What do you wish more people understood about diabetic neuropathy?

Peterson believes there are many misconceptions about diabetic neuropathy, which are sometimes shared by those in the medical field.

She continues,

“It hurts and is a precursor to many other problems, like finding a foot ulcer that you didn’t feel until it’s a bigger problem.” 

Sometimes complications can snowball into bigger issues, and that is why working to prevent diabetic neuropathy from getting worse can be very helpful. 

Some tips from the National Institutes of Health to maintain the health of your feet include:

  • Work with your doctor to ensure you’re meeting your blood sugar and A1c goals.
  • See your doctor and/or podiatrist regularly for foot exams.
  • Check your feet and lower legs daily for signs of infection such as redness, swelling, etc., and also for cuts, sores, or any unusual changes.
  • Always wear shoes when walking outside to protect your feet from injury.
  • Prevent skin cracking by using lotion regularly (except between your toes to avoid moisture buildup that can lead to infection).
  • Keep your toenails cut straight across and clean; file them gently without cutting into the corners.
  • Wear comfortable, well-fitting shoes that provide good support without squeezing or rubbing any part of the foot.
  • Wear clean, dry socks with your shoes; choose seamless socks to avoid irritation.

Are there misconceptions about the condition that you encounter?

Peterson confirms that there are misconceptions in society and the media. 

She says,

“There is a misconception that you’re going to lose your feet to amputation anyway and you’re going to die sooner than others.”

In fact, you can live a long, healthy life, even if you have diabetic neuropathy or other diabetes complications.

What advice would you give to someone who has just been diagnosed with diabetic neuropathy?

Peterson says,

“Check your feet and toes for cuts and scratches every day.

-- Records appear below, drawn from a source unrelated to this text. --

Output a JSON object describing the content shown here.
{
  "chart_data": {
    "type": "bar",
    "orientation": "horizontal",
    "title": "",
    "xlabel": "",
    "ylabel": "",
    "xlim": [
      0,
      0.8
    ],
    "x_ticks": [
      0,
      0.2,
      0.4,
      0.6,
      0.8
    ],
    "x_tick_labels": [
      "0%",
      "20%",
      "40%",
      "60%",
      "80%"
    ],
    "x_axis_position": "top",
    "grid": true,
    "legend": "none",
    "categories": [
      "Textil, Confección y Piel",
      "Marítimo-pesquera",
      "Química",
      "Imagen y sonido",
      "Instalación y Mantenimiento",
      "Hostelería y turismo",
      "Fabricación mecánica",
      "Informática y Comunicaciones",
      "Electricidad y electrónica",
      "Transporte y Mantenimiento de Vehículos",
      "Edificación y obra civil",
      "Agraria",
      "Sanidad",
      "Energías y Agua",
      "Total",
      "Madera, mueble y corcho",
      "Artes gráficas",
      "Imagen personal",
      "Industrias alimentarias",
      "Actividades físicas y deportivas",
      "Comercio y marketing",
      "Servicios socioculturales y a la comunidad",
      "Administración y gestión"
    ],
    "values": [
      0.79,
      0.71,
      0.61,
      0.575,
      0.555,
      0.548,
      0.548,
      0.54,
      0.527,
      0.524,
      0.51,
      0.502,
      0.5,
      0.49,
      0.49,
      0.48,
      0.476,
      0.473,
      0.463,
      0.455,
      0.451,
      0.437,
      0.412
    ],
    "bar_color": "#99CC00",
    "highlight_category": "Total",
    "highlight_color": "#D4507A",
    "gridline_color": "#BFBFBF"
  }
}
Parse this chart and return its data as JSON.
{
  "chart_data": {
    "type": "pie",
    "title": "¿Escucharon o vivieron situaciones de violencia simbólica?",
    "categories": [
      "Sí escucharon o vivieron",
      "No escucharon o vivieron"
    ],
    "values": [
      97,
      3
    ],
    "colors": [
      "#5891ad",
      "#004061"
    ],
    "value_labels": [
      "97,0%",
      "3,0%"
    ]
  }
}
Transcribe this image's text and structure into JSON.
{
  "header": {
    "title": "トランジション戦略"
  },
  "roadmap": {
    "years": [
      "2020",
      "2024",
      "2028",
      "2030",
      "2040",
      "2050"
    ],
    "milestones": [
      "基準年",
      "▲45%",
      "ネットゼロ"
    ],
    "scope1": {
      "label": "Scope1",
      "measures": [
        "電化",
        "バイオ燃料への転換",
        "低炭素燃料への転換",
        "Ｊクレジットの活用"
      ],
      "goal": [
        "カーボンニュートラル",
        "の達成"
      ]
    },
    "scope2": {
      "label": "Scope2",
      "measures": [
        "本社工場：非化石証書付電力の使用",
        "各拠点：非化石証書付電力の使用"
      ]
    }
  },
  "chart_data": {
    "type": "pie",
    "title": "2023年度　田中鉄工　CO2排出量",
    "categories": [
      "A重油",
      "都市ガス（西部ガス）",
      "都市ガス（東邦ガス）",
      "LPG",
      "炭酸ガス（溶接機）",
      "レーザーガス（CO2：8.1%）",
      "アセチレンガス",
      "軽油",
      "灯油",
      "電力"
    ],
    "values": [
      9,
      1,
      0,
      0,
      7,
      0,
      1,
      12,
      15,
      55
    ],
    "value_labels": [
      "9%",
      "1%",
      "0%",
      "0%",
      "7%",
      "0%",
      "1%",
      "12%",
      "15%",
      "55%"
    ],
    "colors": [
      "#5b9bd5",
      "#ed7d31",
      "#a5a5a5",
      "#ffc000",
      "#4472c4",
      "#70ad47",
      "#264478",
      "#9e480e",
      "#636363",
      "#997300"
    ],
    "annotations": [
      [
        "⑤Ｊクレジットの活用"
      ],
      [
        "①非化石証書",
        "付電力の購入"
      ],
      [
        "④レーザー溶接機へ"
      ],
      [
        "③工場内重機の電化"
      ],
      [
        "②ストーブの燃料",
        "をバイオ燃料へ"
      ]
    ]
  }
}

Use lidocaine patches to help alleviate the pain [with your healthcare provider’s OK]. Don’t be afraid to ask for help!” 

She also wants to reiterate that you’re not alone, even if not many other people are talking about diabetic neuropathy. You can find support and assistance from family, friends, and the diabetes online community. People want to help.

How do you view the future in terms of your condition? Are there new treatments or research that you find promising?

Peterson says,

“Neuropathy has caused me to lose a big toe, but it doesn’t affect my heart, head, and voice to advocate for people with diabetes and their caregivers. Wound care facilities are a big asset in hospitals.” 

What are your hopes for advancements in the management and understanding of diabetic neuropathy?

Peterson is hopeful for her future and for the future of all people living with diabetes. At its core, this invisible condition is hard and it can be lonely, especially if you develop diabetes complications. But, she reminds us to take heart. 

She says,

“Remember that people with diabetes are not alone. Ask for help and be your own advocate. Most doctors believe that all people with diabetes are alike, but it’s not a one-size-fits-all disease. Advocate, advocate, advocate!” 

Final thoughts

Living with diabetic neuropathy is undoubtedly challenging, but Kaye Peterson’s story is a testament to the resilience and adaptability of those who face this condition. 

Her experiences underscore the importance of community support, vigilant self-care, and proactive healthcare management. By taking control of her condition through consistent monitoring and making lifestyle adjustments, Peterson demonstrates that it is possible to maintain quality of life despite the difficulties posed by neuropathy.

As we continue to make advances in medical science, the hope for better management and understanding of diabetic neuropathy grows.